To find if a function has an inverse, it's essential to determine if that function is one-to-one. A graphical way to test this is by using the horizontal line test. If no horizontal line crosses the graph of the function more than once, then the function is one-to-one.

In the provided exercise, once we've found the inverse function, we evaluate it to check if each y-value leads to a unique x-value. As noted in the solution, there’s a critical point where the inverse may fail: when the denominator becomes zero (in our example, when y = 1). If an inverse function tries to map multiple x-values to the same y-value, it is not one-to-one, and thus, doesn’t have an inverse.

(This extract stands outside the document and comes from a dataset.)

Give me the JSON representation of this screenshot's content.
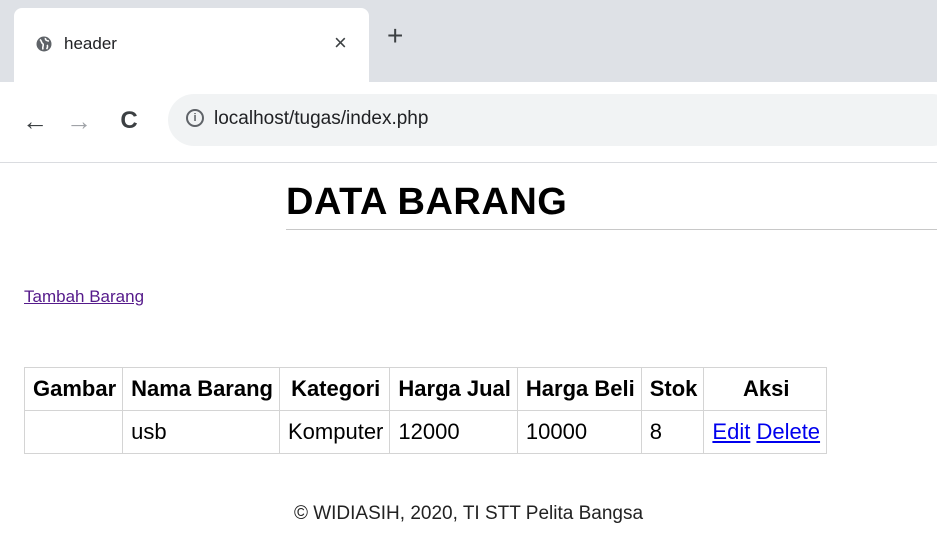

Function composition is a way to combine two functions into a single new function. Imagine you have two functions, f(x) and g(x). If you want to apply g first and then f, you are performing function composition, denoted as f(g(x)). This can also help verify if one function is the inverse of another.

The relationship between a function and its inverse is best highlighted through composition. If f is a function and g is supposed to be its inverse, two key equalities must hold true:

• f(g(x)) = x for every x in the domain of g
• g(f(x)) = x for every x in the domain of f

Checking these conditions helps ensure that a function is indeed the inverse of another, thereby confirming they're both one-to-one relationships.

Solving equations is at the heart of finding an inverse function. To find the inverse, you need to manipulate the original equation and solve for x in terms of y.

Think of the given function y=f(x). To find its inverse, your goal is to express x in terms of y, effectively flipping the roles of x and y. This is done by undoing the operations that were initially done to x. Here’s a structured way to approach solving for an inverse:

• Start with the original equation and exchange x and y.
• Solve the resulting equation for y as your new variable, isolating it on one side of the equation.

In the provided solution, the equation y = \(\frac{x}{x-1}\) was restructured to express x in terms of y, leading to x=\(\frac{y}{y-1}\). This step-by-step manipulation is what gives us the inverse function when possible.